The people who selected the Lionel trains for The Fabelmans weren’t far off the mark, but they did take a few liberties with what they filmed. Seeing the pair of No. 2420-series passenger cars led me to the 1952 Lionel catalog. I wondered if Sammy received the only set with those cars that was led by a steamer and tender.
The No. 1484WS came with those two Pullmans plus a third one (No. 2429 Livingston) as well as a matching observation (the No. 2423 Hillside).
Looking closely
Closely inspecting the locomotive and tender led me to conclude that they weren’t the No. 2056 small Hudson and No. 2046W whistle tender Lionel packed with the 1484WS. Instead, the trailing trucks looked like those found on the No. 2025 2-6-4 steam engine, also available in 1952. The tender resembled the No. 6466W.
As for the boxcar and caboose shown coupled to the passenger cars, I just figured Sammy’s father had done what many others did throughout the postwar era.
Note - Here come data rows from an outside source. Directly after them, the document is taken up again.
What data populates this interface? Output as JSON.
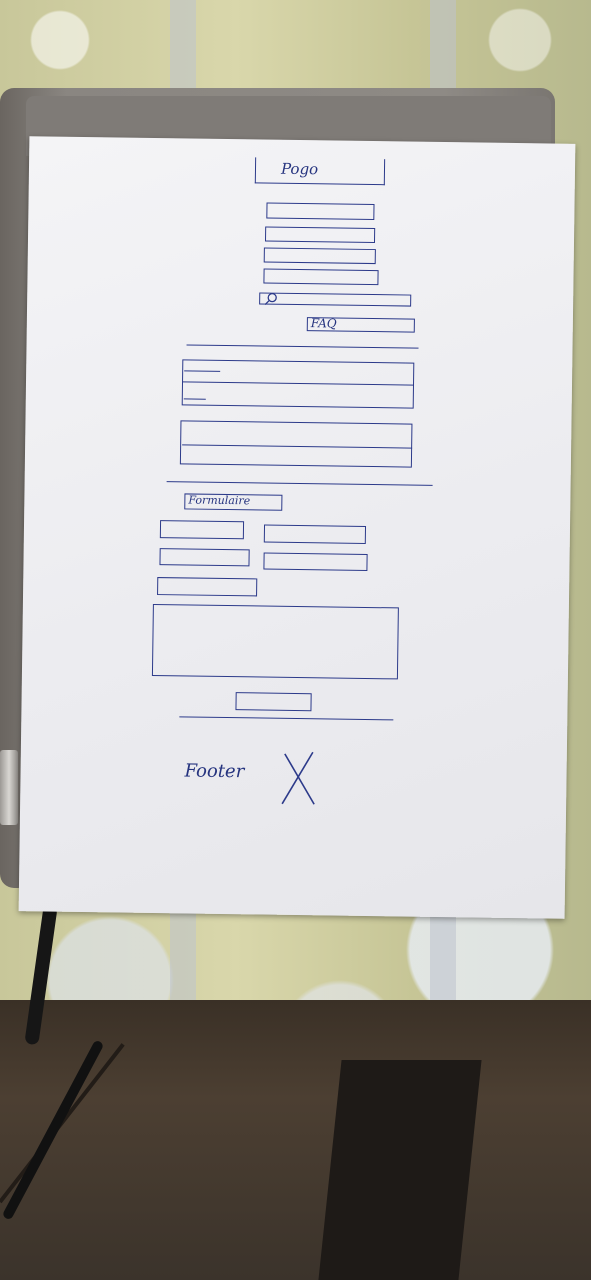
{
  "sketch": {
    "logo_label": "Pogo",
    "faq_label": "FAQ",
    "form_label": "Formulaire",
    "footer_label": "Footer"
  },
  "colors": {
    "ink": "#2c3a8a",
    "paper": "#efeff2",
    "laptop": "#8a8681"
  }
}
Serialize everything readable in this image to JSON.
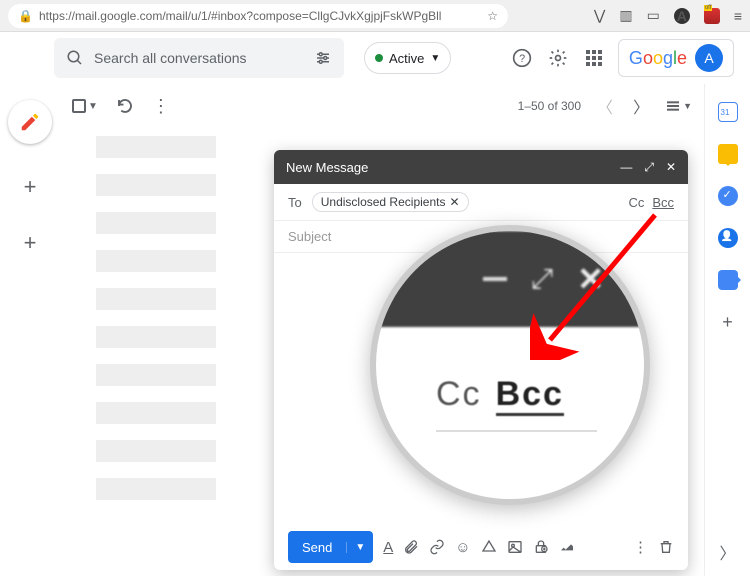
{
  "browser": {
    "url": "https://mail.google.com/mail/u/1/#inbox?compose=CllgCJvkXgjpjFskWPgBll"
  },
  "search": {
    "placeholder": "Search all conversations"
  },
  "status": {
    "active_label": "Active"
  },
  "google": {
    "logo_chars": [
      "G",
      "o",
      "o",
      "g",
      "l",
      "e"
    ],
    "avatar_initial": "A"
  },
  "toolbar": {
    "page_info": "1–50 of 300"
  },
  "compose": {
    "title": "New Message",
    "to_label": "To",
    "recipient": "Undisclosed Recipients",
    "cc_label": "Cc",
    "bcc_label": "Bcc",
    "subject_placeholder": "Subject",
    "send_label": "Send"
  },
  "magnifier": {
    "cc_text": "Cc",
    "bcc_text": "Bcc"
  },
  "sidepanel": {
    "calendar_day": "31"
  }
}
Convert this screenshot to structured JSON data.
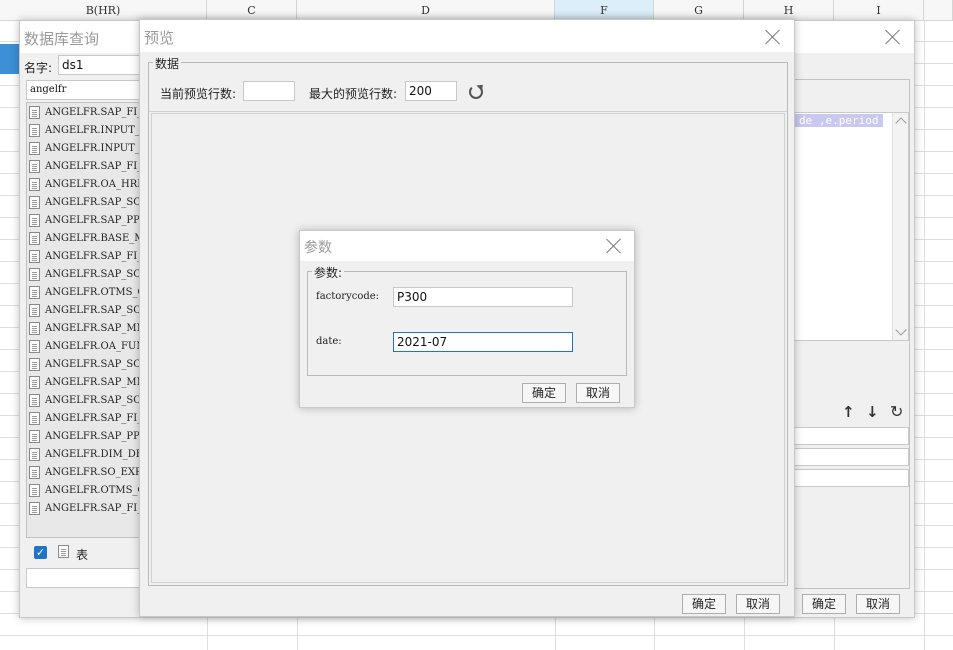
{
  "spreadsheet": {
    "columns": [
      "B(HR)",
      "C",
      "D",
      "F",
      "G",
      "H",
      "I"
    ]
  },
  "query_window": {
    "title": "数据库查询",
    "name_label": "名字:",
    "name_value": "ds1",
    "schema_value": "angelfr",
    "tables": [
      "ANGELFR.SAP_FI_F",
      "ANGELFR.INPUT_SA",
      "ANGELFR.INPUT_PI",
      "ANGELFR.SAP_FI_C",
      "ANGELFR.OA_HRM_S",
      "ANGELFR.SAP_SO_F",
      "ANGELFR.SAP_PP_F",
      "ANGELFR.BASE_MAT",
      "ANGELFR.SAP_FI_C",
      "ANGELFR.SAP_SO_F",
      "ANGELFR.OTMS_ORI",
      "ANGELFR.SAP_SO_I",
      "ANGELFR.SAP_MM_I",
      "ANGELFR.OA_FUND_",
      "ANGELFR.SAP_SO_F",
      "ANGELFR.SAP_MM_I",
      "ANGELFR.SAP_SO_C",
      "ANGELFR.SAP_FI_V",
      "ANGELFR.SAP_PP_C",
      "ANGELFR.DIM_DEVI",
      "ANGELFR.SO_EXPEN",
      "ANGELFR.OTMS_ORI",
      "ANGELFR.SAP_FI_F"
    ],
    "table_checkbox_label": "表",
    "sql_snippet": "de ,e.period",
    "ok_label": "确定",
    "cancel_label": "取消"
  },
  "preview_window": {
    "title": "预览",
    "group_label": "数据",
    "current_rows_label": "当前预览行数:",
    "current_rows_value": "",
    "max_rows_label": "最大的预览行数:",
    "max_rows_value": "200",
    "ok_label": "确定",
    "cancel_label": "取消"
  },
  "param_dialog": {
    "title": "参数",
    "group_label": "参数:",
    "params": [
      {
        "name": "factorycode:",
        "value": "P300"
      },
      {
        "name": "date:",
        "value": "2021-07"
      }
    ],
    "ok_label": "确定",
    "cancel_label": "取消"
  },
  "colors": {
    "accent": "#1e74c8",
    "selected_column": "#dbeef9",
    "sql_highlight": "#c8c8f0"
  }
}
He purchased additional items for his child to enjoy.
Indeed, the Lionel train Sammy Fabelman successfully used to replicate the spectacular wreck in The Greatest Show on Earth came near to being the passenger set a youngster – maybe Steven Spielberg himself – could have received more than 70 years ago. Its motive power differed slightly, and a couple of neat models had been added.